Of all the faculties of the human mind, it will, I presume, be admitted that REASON stands at the summit. Only a few persons now dispute that animals possess some power of reasoning. Animals may constantly be seen to pause, deliberate, and resolve. It is a significant fact, that the more the habits of any particular animal are studied by a naturalist, the more he attributes to reason and the less to unlearnt instincts. (22. Mr. L.H. Morgan's work on 'The American Beaver,' 1868, offers a good illustration of this remark. I cannot help thinking, however, that he goes too far in underrating the power of instinct.) In future chapters we shall see that some animals extremely low in the scale apparently display a certain amount of reason.
No doubt it is often difficult to distinguish between the power of reason and that of instinct. For instance, Dr. Hayes, in his work on 'The Open Polar Sea,' repeatedly remarks that his dogs, instead of continuing to draw the sledges in a compact body, diverged and separated when they came to thin ice, so that their weight might be more evenly distributed. This was often the first warning which the travellers received that the ice was becoming thin and dangerous. Now, did the dogs act thus from the experience of each individual, or from the example of the older and wiser dogs, or from an inherited habit, that is from instinct? This instinct, may possibly have arisen since the time, long ago, when dogs were first employed by the natives in drawing their sledges; or the Arctic wolves, the parent-stock of the Esquimaux dog, may have acquired an instinct impelling them not to attack their prey in a close pack, when on thin ice.
We can only judge by the circumstances under which actions are performed, whether they are due to instinct, or to reason, or to the mere association of ideas: this latter principle, however, is intimately connected with reason. A curious case has been given by Prof. Mobius (23. 'Die Bewegungen der Thiere,' etc., 1873, p. 11.), of a pike, separated by a plate of glass from an adjoining aquarium stocked with fish, and who often dashed himself with such violence against the glass in trying to catch the other fishes, that he was sometimes completely stunned. The pike went on thus for three months, but at last learnt caution, and ceased to do so.

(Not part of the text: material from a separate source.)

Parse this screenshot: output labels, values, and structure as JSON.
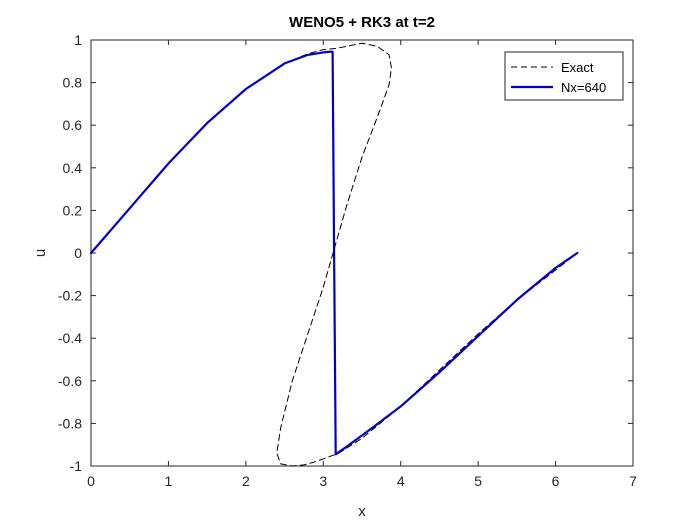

The plate of glass was then removed, but the pike would not attack these particular fishes, though he would devour others which were afterwards introduced; so strongly was the idea of a violent shock associated in his feeble mind with the attempt on his former neighbours. If a savage, who had never seen a large plate-glass window, were to dash himself even once against it, he would for a long time afterwards associate a shock with a window-frame; but very differently from the pike, he would probably reflect on the nature of the impediment, and be cautious under analogous circumstances. Now with monkeys, as we shall presently see, a painful or merely a disagreeable impression, from an action once performed, is sometimes sufficient to prevent the animal from repeating it.